Just as there are levels of government ranging from local to federal, so there are criminal codes specific to each level of government. In other words, cities, states and the federal government each pass laws and ordinances consistent with their individual jurisdictions – jurisdictions roughly delineated by the Tenth Amendment to the U.S. Constitution. That amendment, part of the Bill of Rights, states as follows:
“The powers not delegated to the United States by the Constitution, nor prohibited by it to the states, are reserved to the states respectively, or to the people.”
So, the Constitution established a set of parameters outlining the responsibilities and authorities of the federal government. Everything else was left to the individual states and polities that comprise the United States of America. When discussing “public law,” then, it is necessary to draw this distinction. The laws of the United States are known as the United States Code, or U.S.C., or U.S. Code. There are 51 sections of the U.S. Code, each covering a different area of law within the purview of the federal government. Within those 51 sections, one in particular, Title 18, is specific to criminal statutes and procedures for enforcing those statutes. Title 18 of the U.S. Code includes such categories of criminal conduct as bribery of public officials, trafficking in protected animal species, counterfeiting of U.S. currency, and so on. The U.S. Code is, as noted, the compilation of all laws passed by the U.S. Congress, and represents the totality of those authorities determined over hundreds of years to fall under the purview of the U.S. Government. It is these laws that are enforced by federal agencies like the Federal Bureau of Investigation, the U.S. Secret Service, the U.S. Postal Service, the U.S. Fish and Wildlife Service, U.S. Immigration and Customs Enforcement, and many others. The U.S. Department of Justice is the principal federal agency responsible for enforcing federal statutes, but, with the exception of the FBI, the Bureau of Alcohol, Tobacco, Firearms and Explosives, and the Drug Enforcement Administration, all of which are part of the Department of Justice, most of the others are part of other federal agencies, including the Department of Homeland Security.

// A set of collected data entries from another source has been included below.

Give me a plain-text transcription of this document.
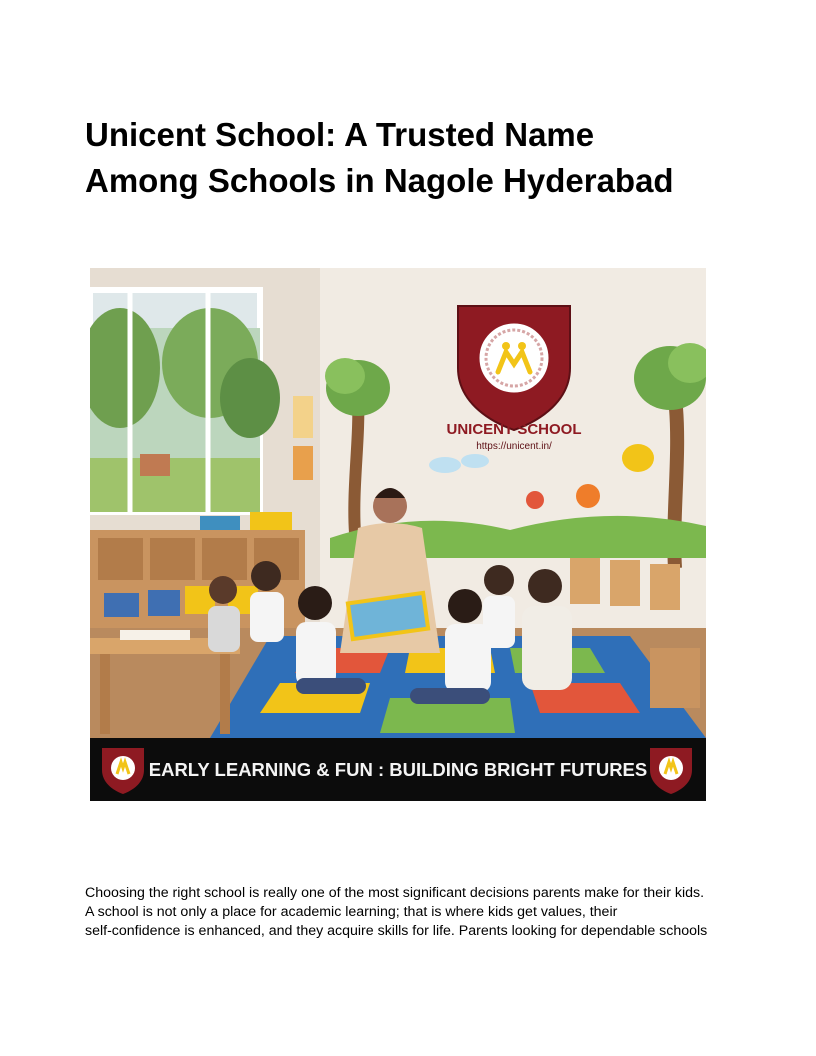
Unicent School: A Trusted Name
Among Schools in Nagole Hyderabad
UNICENT SCHOOL
https://unicent.in/
EARLY LEARNING & FUN : BUILDING BRIGHT FUTURES

Choosing the right school is really one of the most significant decisions parents make for their kids.
A school is not only a place for academic learning; that is where kids get values, their
self-confidence is enhanced, and they acquire skills for life. Parents looking for dependable schools
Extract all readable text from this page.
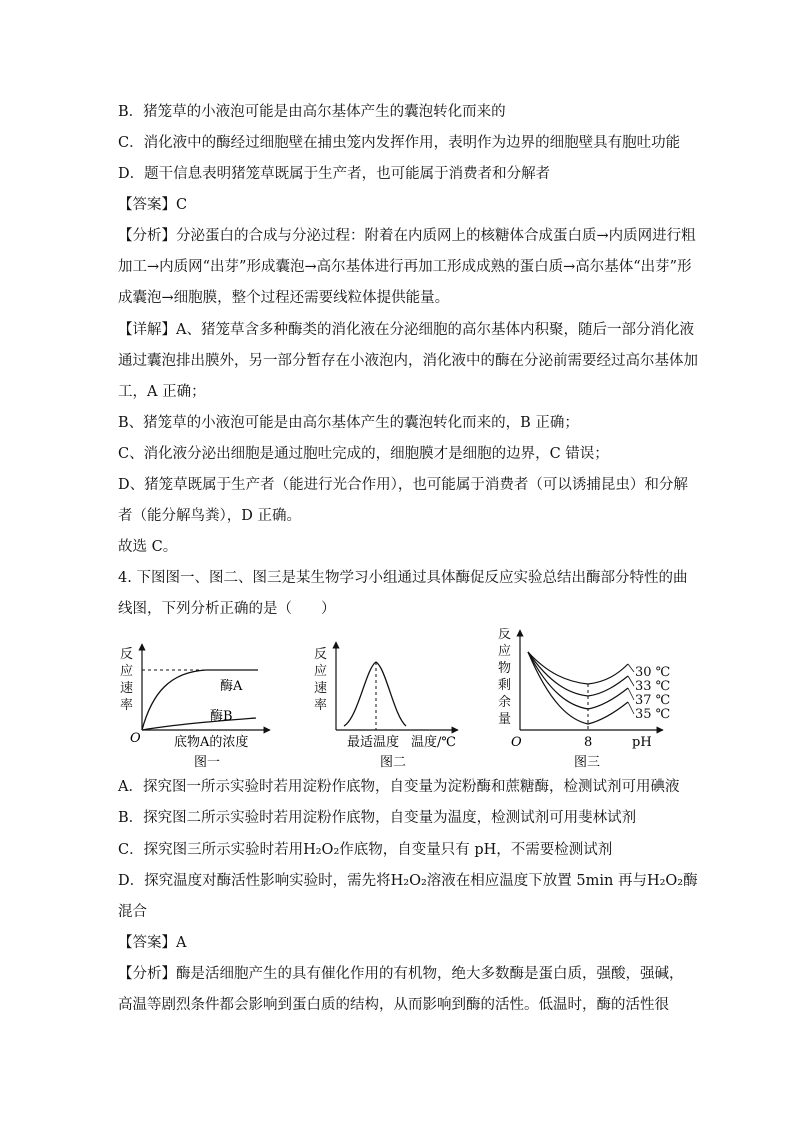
B．猪笼草的小液泡可能是由高尔基体产生的囊泡转化而来的
C．消化液中的酶经过细胞壁在捕虫笼内发挥作用，表明作为边界的细胞壁具有胞吐功能
D．题干信息表明猪笼草既属于生产者，也可能属于消费者和分解者
【答案】C
【分析】分泌蛋白的合成与分泌过程：附着在内质网上的核糖体合成蛋白质→内质网进行粗
加工→内质网“出芽”形成囊泡→高尔基体进行再加工形成成熟的蛋白质→高尔基体“出芽”形
成囊泡→细胞膜，整个过程还需要线粒体提供能量。
【详解】A、猪笼草含多种酶类的消化液在分泌细胞的高尔基体内积聚，随后一部分消化液
通过囊泡排出膜外，另一部分暂存在小液泡内，消化液中的酶在分泌前需要经过高尔基体加
工，A 正确；
B、猪笼草的小液泡可能是由高尔基体产生的囊泡转化而来的，B 正确；
C、消化液分泌出细胞是通过胞吐完成的，细胞膜才是细胞的边界，C 错误；
D、猪笼草既属于生产者（能进行光合作用），也可能属于消费者（可以诱捕昆虫）和分解
者（能分解鸟粪），D 正确。
故选 C。
4. 下图图一、图二、图三是某生物学习小组通过具体酶促反应实验总结出酶部分特性的曲
线图，下列分析正确的是（　　）
反
应
速
率
酶A
酶B
O	底物A的浓度
图一
反
应
速
率
最适温度 温度/℃
图二
反
应
物
剩
余
量
30 ℃
33 ℃
37 ℃
35 ℃
O	8	pH
图三
A．探究图一所示实验时若用淀粉作底物，自变量为淀粉酶和蔗糖酶，检测试剂可用碘液
B．探究图二所示实验时若用淀粉作底物，自变量为温度，检测试剂可用斐林试剂
C．探究图三所示实验时若用H₂O₂作底物，自变量只有 pH，不需要检测试剂
D．探究温度对酶活性影响实验时，需先将H₂O₂溶液在相应温度下放置 5min 再与H₂O₂酶
混合
【答案】A
【分析】酶是活细胞产生的具有催化作用的有机物，绝大多数酶是蛋白质，强酸，强碱，
高温等剧烈条件都会影响到蛋白质的结构，从而影响到酶的活性。低温时，酶的活性很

While the U.S. Code delineates the laws passed by Congress and enforced by federal agencies, city police departments, county sheriff’s offices, and state police departments all enforce laws specific to their individual jurisdictions. Unsurprisingly, there is overlap in jurisdictions, especially between city and county authorities, but each exists to enforce laws passed at different levels of government. City police enforce laws passed by the city governments for which they serve, county sheriff’s offices enforce laws outside of the legal borders of cities, and state police patrol highways and investigate violations of state statutes as opposed to city ordinances.